Because we're all going to die and none of us want to, Lyle,
I
thought. Aloud I said, "I got something in my eye, sweetie. Shall I go on with the story?"

"Please."

" 'Aha!' thought the bear to himself. 'This kangaroo must be just what I'm looking for. Who but a housekeeper would have luggage like this?' He set off after the kangaroo, but though a normal bear can travel long distances, he'd grown lazy and fat since leaving the circus and after a few miles, he had to give up. She was much too fast for him. 'It's that tail,' he growled. 'It's just like having a pogo stick.' He went back to the clearing, picked up the cleaning supplies, and went back home to tell the other bears what had happened."

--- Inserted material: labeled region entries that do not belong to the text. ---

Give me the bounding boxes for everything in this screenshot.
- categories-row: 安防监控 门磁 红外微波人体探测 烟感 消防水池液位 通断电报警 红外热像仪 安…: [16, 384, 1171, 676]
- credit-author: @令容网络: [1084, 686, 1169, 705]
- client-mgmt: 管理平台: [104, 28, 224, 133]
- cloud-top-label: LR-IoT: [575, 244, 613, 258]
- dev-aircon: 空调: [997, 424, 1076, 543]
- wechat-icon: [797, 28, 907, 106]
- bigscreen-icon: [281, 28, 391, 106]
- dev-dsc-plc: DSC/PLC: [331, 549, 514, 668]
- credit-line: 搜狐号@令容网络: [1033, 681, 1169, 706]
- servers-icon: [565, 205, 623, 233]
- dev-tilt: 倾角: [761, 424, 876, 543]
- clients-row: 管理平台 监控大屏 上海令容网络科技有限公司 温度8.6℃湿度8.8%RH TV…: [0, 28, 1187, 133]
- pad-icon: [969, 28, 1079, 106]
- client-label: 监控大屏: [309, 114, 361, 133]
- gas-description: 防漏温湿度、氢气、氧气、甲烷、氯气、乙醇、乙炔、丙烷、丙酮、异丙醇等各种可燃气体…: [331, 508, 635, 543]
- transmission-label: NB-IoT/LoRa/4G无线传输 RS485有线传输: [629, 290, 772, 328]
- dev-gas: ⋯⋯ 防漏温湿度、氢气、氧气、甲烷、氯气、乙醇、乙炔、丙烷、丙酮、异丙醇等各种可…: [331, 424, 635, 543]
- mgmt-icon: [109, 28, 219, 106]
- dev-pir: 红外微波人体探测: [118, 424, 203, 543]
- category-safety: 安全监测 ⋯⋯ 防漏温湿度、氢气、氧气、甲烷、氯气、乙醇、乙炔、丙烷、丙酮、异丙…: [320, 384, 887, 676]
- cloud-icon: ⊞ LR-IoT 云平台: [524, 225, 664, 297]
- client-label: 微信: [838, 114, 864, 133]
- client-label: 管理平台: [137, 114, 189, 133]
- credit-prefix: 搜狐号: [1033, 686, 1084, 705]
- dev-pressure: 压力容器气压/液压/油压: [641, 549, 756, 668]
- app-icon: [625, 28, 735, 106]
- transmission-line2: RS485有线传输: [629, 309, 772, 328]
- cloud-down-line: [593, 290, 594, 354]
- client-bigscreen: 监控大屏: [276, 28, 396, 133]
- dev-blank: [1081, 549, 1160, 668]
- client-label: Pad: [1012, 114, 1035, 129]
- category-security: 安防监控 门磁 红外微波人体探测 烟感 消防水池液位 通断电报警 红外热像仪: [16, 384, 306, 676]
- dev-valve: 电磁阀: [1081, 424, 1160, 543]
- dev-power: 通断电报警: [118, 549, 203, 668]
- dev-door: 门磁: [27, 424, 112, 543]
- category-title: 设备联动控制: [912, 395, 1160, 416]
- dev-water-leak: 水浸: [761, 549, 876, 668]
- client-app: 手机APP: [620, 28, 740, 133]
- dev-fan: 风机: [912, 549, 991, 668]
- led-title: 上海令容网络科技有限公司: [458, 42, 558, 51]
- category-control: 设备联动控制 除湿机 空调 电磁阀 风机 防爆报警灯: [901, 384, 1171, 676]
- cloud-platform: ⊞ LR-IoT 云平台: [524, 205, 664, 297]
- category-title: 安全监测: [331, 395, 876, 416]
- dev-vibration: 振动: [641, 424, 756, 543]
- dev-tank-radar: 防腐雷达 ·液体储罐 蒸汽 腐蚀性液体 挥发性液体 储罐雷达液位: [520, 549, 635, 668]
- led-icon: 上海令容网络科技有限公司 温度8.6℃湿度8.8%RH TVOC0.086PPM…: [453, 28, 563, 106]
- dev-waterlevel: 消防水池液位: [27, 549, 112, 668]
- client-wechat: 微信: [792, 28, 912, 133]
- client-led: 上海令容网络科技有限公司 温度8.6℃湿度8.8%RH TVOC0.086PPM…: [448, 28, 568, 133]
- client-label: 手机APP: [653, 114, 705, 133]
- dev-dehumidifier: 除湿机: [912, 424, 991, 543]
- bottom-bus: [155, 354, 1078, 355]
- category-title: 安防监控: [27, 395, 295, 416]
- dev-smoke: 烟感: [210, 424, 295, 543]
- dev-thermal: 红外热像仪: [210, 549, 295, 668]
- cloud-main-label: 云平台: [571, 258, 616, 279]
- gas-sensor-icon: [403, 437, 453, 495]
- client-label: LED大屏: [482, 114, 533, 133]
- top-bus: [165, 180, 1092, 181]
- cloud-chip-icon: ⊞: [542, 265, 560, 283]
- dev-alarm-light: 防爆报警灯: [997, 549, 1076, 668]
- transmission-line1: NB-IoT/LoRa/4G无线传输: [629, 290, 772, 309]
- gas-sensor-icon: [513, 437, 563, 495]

" 'Oh, you're just a clumsy oaf,' the dancing bear said. 'I shall go out myself, find that kangaroo, and persuade her to come and work for us.' He stumped away through the forest, but though he walked all day and late into the night, he didn't find the kangaroo anywhere. Everywhere he went, he asked the animals he met if they had seen the kangaroo. All of them said yes, and pointed out the way she had gone, but no matter where he went, when he got there, the kangaroo was gone. He came home, tired, grouchy, and footsore, ate all the honey in the honey jar, and went to bed."

I stopped and listened. Lyle's breathing was soft and regular. I waited. He didn't complain or ask me to go on. He was asleep. I sat listening to him breathe, savoring what might be my last good moment on this planet. Then I wiped my eyes, got up, and followed Bump Peters down the stairs and back into the kitchen. He dumped himself back into his chair and gestured for me to resume mine.